Côte d’Ivoire : ce que prévoit Abidjan après les attaques au Mali
Mercredi, Abidjan a publié une réaction officielle aux attaques coordonnées perpétrées au Mali par le Front de libération de l’Azawad (FLA) et le Groupe de soutien à l’islam et aux musulmans (JNIM), affirmant son alignement sur les positions régionales et continentales tout en réitérant des mesures de sécurisation de ses frontières et son inquiétude face à un possible afflux de réfugiés maliens.

Lors de la conférence de presse tenue après le Conseil des ministres, le porte-parole du gouvernement Amadou Coulibaly a indiqué que la Côte d’Ivoire rejoint la condamnation formulée par la Communauté économique des États de l’Afrique de l’Ouest (CEDEAO) et l’Union africaine.

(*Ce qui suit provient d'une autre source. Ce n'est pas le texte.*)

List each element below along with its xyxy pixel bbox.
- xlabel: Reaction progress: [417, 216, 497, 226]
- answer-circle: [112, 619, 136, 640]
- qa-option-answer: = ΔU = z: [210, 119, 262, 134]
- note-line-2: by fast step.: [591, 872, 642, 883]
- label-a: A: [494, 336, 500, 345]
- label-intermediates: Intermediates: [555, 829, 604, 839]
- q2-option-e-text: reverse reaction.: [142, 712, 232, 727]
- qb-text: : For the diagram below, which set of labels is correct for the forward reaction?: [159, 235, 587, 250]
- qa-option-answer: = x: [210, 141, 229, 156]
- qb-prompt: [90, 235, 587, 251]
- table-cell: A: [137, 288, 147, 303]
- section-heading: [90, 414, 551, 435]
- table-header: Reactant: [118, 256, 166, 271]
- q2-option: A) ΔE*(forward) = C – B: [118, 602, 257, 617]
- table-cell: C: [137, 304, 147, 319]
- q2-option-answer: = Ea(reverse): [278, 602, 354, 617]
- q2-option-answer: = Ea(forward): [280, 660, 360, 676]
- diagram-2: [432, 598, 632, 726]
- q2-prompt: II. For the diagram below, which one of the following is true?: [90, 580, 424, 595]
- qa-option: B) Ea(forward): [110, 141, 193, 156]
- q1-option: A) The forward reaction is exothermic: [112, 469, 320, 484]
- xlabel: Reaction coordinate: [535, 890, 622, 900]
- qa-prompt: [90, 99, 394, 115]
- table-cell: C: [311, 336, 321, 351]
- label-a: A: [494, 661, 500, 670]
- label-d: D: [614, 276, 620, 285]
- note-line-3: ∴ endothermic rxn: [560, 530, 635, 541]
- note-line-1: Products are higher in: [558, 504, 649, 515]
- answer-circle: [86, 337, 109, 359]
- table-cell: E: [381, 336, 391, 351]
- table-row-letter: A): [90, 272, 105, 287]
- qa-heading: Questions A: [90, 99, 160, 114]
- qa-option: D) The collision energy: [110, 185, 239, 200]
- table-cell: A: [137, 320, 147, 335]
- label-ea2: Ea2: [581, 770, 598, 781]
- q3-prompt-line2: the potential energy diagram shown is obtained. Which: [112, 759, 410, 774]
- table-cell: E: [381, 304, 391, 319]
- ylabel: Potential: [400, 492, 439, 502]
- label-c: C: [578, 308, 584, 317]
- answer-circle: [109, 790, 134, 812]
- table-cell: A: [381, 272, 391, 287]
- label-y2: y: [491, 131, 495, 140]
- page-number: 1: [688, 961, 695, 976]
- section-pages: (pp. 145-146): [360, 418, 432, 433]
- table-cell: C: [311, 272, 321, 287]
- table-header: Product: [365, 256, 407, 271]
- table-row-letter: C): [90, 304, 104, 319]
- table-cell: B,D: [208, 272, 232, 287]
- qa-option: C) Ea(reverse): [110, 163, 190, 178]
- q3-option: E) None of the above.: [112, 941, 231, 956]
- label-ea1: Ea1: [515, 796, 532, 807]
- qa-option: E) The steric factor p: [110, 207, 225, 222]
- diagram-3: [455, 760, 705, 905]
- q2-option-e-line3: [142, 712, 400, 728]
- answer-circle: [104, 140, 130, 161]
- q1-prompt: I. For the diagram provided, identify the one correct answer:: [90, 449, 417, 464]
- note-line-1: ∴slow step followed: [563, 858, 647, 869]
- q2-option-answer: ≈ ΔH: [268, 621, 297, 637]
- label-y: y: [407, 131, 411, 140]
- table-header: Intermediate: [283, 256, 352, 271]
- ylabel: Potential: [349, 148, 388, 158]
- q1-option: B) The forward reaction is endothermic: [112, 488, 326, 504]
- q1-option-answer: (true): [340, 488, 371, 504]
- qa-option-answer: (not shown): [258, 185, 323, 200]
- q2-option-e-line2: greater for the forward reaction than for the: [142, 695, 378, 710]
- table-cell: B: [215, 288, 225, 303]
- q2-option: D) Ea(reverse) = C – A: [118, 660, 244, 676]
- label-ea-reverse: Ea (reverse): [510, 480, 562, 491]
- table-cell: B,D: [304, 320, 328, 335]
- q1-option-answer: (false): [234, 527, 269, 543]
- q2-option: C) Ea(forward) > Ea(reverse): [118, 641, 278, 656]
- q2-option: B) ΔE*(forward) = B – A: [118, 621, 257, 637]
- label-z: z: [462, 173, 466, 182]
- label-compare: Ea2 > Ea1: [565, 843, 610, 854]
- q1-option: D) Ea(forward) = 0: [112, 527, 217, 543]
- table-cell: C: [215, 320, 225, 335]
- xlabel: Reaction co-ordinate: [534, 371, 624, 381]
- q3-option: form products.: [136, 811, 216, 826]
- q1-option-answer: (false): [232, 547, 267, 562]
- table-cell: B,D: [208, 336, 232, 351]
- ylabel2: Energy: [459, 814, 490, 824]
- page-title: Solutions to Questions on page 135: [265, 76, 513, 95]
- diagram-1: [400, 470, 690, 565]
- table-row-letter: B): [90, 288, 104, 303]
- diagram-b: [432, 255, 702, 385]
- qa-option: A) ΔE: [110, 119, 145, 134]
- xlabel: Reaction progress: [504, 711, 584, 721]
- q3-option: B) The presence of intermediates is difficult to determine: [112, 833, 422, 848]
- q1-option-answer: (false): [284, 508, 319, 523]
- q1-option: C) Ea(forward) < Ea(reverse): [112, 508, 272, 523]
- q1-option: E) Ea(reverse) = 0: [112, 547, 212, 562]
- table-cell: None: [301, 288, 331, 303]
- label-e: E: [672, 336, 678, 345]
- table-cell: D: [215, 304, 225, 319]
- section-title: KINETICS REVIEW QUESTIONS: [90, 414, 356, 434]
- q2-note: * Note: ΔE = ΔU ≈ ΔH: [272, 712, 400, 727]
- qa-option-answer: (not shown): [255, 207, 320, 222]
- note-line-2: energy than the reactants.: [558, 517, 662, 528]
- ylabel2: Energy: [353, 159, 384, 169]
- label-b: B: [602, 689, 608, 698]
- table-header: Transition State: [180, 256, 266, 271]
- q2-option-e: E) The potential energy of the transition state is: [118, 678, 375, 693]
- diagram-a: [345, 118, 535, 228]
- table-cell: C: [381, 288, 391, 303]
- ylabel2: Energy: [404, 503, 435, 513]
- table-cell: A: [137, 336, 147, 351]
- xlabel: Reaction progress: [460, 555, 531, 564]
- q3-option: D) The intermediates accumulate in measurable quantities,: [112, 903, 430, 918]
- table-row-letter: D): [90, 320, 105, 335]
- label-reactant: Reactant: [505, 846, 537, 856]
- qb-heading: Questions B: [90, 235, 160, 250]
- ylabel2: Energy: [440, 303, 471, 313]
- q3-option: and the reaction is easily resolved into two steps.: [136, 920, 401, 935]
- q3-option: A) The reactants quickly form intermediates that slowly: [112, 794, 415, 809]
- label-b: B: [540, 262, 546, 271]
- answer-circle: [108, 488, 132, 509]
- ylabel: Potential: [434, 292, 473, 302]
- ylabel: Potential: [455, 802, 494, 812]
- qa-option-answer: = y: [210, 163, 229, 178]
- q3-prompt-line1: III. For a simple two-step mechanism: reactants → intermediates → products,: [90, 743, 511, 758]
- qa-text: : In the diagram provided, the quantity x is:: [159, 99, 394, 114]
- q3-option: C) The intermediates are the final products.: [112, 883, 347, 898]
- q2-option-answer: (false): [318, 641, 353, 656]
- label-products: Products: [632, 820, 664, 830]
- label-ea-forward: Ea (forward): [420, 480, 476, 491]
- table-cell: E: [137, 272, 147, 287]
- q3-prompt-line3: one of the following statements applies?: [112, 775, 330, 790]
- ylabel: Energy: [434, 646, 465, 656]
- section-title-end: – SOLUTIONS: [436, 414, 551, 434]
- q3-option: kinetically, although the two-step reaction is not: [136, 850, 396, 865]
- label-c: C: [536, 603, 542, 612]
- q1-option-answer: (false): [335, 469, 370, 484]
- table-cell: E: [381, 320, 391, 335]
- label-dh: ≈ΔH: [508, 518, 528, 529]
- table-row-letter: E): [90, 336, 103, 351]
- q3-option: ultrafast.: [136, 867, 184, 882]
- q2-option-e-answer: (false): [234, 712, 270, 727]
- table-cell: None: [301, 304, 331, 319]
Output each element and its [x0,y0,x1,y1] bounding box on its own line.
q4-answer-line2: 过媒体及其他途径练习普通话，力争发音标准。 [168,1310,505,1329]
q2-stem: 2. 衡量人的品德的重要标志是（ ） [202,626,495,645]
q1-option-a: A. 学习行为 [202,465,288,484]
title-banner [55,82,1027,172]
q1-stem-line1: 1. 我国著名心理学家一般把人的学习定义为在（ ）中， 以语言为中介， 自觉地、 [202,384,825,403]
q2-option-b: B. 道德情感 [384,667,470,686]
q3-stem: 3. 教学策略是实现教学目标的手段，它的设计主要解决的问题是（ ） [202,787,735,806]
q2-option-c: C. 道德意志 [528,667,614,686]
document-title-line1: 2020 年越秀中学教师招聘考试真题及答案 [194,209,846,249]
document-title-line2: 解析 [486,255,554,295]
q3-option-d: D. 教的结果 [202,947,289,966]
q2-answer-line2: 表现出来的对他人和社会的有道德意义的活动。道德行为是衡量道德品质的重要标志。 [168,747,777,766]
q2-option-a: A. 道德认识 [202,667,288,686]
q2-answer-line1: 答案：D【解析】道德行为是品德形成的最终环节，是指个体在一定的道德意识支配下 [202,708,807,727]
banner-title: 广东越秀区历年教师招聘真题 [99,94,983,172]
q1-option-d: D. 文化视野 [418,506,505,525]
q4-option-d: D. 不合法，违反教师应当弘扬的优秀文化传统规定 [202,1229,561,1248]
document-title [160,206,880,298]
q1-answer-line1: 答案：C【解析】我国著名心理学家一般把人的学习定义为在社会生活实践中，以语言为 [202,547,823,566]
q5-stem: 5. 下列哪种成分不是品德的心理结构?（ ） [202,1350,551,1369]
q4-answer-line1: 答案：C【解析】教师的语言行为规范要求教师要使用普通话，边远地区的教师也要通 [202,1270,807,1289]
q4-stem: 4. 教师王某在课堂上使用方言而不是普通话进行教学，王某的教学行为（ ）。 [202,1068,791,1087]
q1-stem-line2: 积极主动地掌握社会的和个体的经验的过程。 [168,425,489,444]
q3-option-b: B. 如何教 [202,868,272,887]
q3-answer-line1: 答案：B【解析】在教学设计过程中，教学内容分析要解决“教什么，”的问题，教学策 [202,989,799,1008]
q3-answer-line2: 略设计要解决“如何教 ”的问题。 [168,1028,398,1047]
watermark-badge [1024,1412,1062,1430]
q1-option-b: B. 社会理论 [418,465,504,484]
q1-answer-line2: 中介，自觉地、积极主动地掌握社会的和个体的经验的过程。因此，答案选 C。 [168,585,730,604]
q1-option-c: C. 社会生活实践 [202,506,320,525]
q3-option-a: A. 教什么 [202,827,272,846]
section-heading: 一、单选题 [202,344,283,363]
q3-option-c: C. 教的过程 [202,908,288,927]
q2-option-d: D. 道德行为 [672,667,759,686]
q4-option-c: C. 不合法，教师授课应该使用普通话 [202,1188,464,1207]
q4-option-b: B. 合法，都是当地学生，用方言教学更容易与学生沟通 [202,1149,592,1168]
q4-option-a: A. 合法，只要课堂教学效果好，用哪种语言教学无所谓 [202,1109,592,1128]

Selon lui, en tant qu’État membre de ces organisations, Abidjan ne se démarque pas de leurs prises de position sur les attaques qui ont visé plusieurs localités maliennes.
Les instances régionales et continentales ont notamment dénoncé des frappes et actions armées dirigées contre des villes telles que Kidal, Bamako, Gao et Kati, parmi d’autres localités. La prise de position ivoirienne rappelle ces condamnations tout en précisant que toute aide extérieure nécessiterait une demande explicite des autorités maliennes.
Position officielle d’Abidjan et mesures pratiques
Interrogé sur la possibilité d’un soutien concret de la Côte d’Ivoire au Mali, le porte-parole a précisé que toute intervention bilatérale dépendrait d’une sollicitation formelle de Bamako. Il a également évoqué le précédent de 2012 lorsque, en sa qualité de président en exercice de la CEDEAO, le chef de l’État Alassane Ouattara avait mené des démarches diplomatiques. La question d’un engagement via la Force en attente de la CEDEAO a été présentée comme une option collective plutôt que comme une initiative nationale unilatérale.
Sur le plan intérieur, les autorités ivoiriennes assurent avoir renforcé la surveillance et la protection de leurs frontières terrestres depuis l’escalade des violences dans la région sahélo-saharienne. Le gouvernement estime que le dispositif actuel demeure « suffisamment vigoureux » pour prévenir d’éventuelles infiltrations ou incidents transfrontaliers, sans toutefois détailler l’ensemble des moyens mobilisés.
La perspective d’un nouveau mouvement de populations a été évoquée explicitement : Abidjan anticipe un possible afflux de demandeurs d’asile et se dit prête à gérer des arrivées supplémentaires. En juillet 2025, près de 1 500 Maliens auraient obtenu officiellement le statut de réfugié en Côte d’Ivoire. Les autorités rappellent que le pays poursuit une politique d’accueil en faveur des civils fuyant les violences et les groupes armés.